NetworkGuy Tue 12-Jul-11 18:01:32

"In short 512Kbps is ok for light use. No good for more than that."

Sorry, but I'd have to disagree ! It won't be ideal (or perhaps even usable) for watching video streaming using, say, BBC iPlayer, but it will still be easy to download whole shows (overnight if necessary, for example with a budget ISP that doesn't count off-peak traffic).

There's a BBC iPlayer diagnostic page which gives 'traffic lights' for the various services - I just ran it and put a link > online here < - I suspect it will be a little optimistic to suggest streaming video will work, but last year when I had only a third of the speed I was still far from a "light user" (currently typical month traffic is 100++ GB, then much lower).

It should be fine for short video clips, browsing, e-mail and radio (even the HD BBC Radio 3 which i think runs at 320 kbps (though admittedly only on one machine at a time).

Please remember that back in 2000, we all started with 500 kbps and it is far from slow (10+ times the speed of dial-up) - but admittedly, 500 kbps does not compare with 5000 or 50,000 kbps which some (on Virgin cable) may be getting.

I think RightMove has started showing details of broadband along with other house details. Something to check on if buying when looking online at homes...

NetworkGuy Tue 12-Jul-11 18:07:47

sorry - meant to add I put a screen shot of my results on that page, and that is followed by the link to the BBC speed test page.

vintageteacups Tue 12-Jul-11 18:50:41

Thanks guys - and thanks for your pm network guy.

So are you basically saying, I won't be able to watch Holby on BBC iPlayer? grin unless I stream it rather than 'watching now'?

Oh well - I guess not too long to wait until November when they're sorting ASDL.

Thank you.

VforViennetta Tue 12-Jul-11 19:54:13

Can you get 3G ipads? That might be faster.
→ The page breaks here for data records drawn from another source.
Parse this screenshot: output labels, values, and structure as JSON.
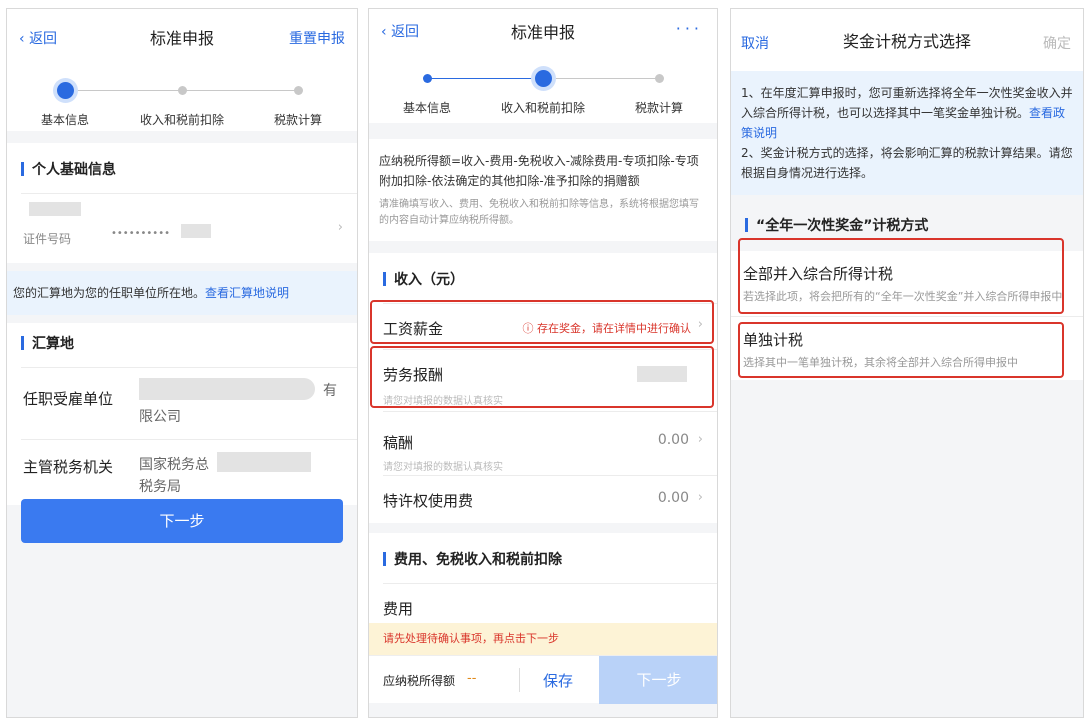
{
  "panel1": {
    "back": "返回",
    "title": "标准申报",
    "reset": "重置申报",
    "steps": [
      "基本信息",
      "收入和税前扣除",
      "税款计算"
    ],
    "personal_title": "个人基础信息",
    "id_label": "证件号码",
    "id_value": "••••••••••",
    "location_tip": "您的汇算地为您的任职单位所在地。",
    "location_link": "查看汇算地说明",
    "region_title": "汇算地",
    "employer_label": "任职受雇单位",
    "employer_value_a": "有",
    "employer_value_b": "限公司",
    "tax_office_label": "主管税务机关",
    "tax_office_value_a": "国家税务总",
    "tax_office_value_b": "税务局",
    "next": "下一步"
  },
  "panel2": {
    "back": "返回",
    "title": "标准申报",
    "dots": "···",
    "steps": [
      "基本信息",
      "收入和税前扣除",
      "税款计算"
    ],
    "formula": "应纳税所得额=收入-费用-免税收入-减除费用-专项扣除-专项附加扣除-依法确定的其他扣除-准予扣除的捐赠额",
    "formula_hint": "请准确填写收入、费用、免税收入和税前扣除等信息，系统将根据您填写的内容自动计算应纳税所得额。",
    "income_title": "收入（元）",
    "items": [
      {
        "label": "工资薪金",
        "value": "存在奖金，请在详情中进行确认",
        "hint": ""
      },
      {
        "label": "劳务报酬",
        "value": "",
        "hint": "请您对填报的数据认真核实"
      },
      {
        "label": "稿酬",
        "value": "0.00",
        "hint": "请您对填报的数据认真核实"
      },
      {
        "label": "特许权使用费",
        "value": "0.00",
        "hint": ""
      }
    ],
    "expense_title": "费用、免税收入和税前扣除",
    "expense_label": "费用",
    "warning": "请先处理待确认事项，再点击下一步",
    "taxable_label": "应纳税所得额",
    "taxable_value": "--",
    "save": "保存",
    "next": "下一步"
  },
  "panel3": {
    "cancel": "取消",
    "title": "奖金计税方式选择",
    "confirm": "确定",
    "tip1": "1、在年度汇算申报时，您可重新选择将全年一次性奖金收入并入综合所得计税，也可以选择其中一笔奖金单独计税。",
    "tip1_link": "查看政策说明",
    "tip2": "2、奖金计税方式的选择，将会影响汇算的税款计算结果。请您根据自身情况进行选择。",
    "section_title": "“全年一次性奖金”计税方式",
    "option1_title": "全部并入综合所得计税",
    "option1_desc": "若选择此项，将会把所有的“全年一次性奖金”并入综合所得申报中",
    "option2_title": "单独计税",
    "option2_desc": "选择其中一笔单独计税，其余将全部并入综合所得申报中"
  },
  "colors": {
    "accent": "#2a6ae0",
    "alert": "#d9352b",
    "warning_bg": "#fdf3d6"
  }
}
VforViennetta Tue 12-Jul-11 19:57:15

Also depends on the coverage but you might be better off getting a 3 dongle and waiting for the exchange to be upgraded, although you sound pretty rural so coverage may be pants.

VforViennetta Tue 12-Jul-11 20:02:07

We had 512kbps speed when we first moved to our flat, we didn't know any better so thought it was great grin streaming video was a problem though. It went up to 2 mbps when adsl+ was installed, then 4 mbps when adsl 2+ came about, we are at the heady heights of 6 mbps in our current house, luxury.

vintageteacups Tue 12-Jul-11 20:14:15

Note the error - I called it ASDL - that's how little I know grin.

vintageteacups Tue 12-Jul-11 20:14:59

Didn't want a 3G ipad as it's a monthly contract and I'll only be using it at home really.

NetworkGuy Tue 12-Jul-11 21:25:18

You'd be able to download very easily but not watch it streaming over the connection.
Downloading it during the night is what I'd recommend.

VforV - I'm so envious... Where I was before I could get 7 Mbps and now that exchange would probably be giving me 10 or more Mbps, but I had to move and the village I'm in is about 5/6 km from the exchange (and it's a satellite off the main town exchange so has older equipment and fewer alternative ISPs), so I'm getting 2 to 2.5 Mbps now (last year with a fault on the line, it was 160 kbps, a third of the basic 500 kbps).

Some people in rural areas (with interference from electric fences) are only getting 250 kbps, but the TV ads by BT mentioning 40 Mbps or Virgin (which offers 10, 50 and 100 Mbps) are getting me down now.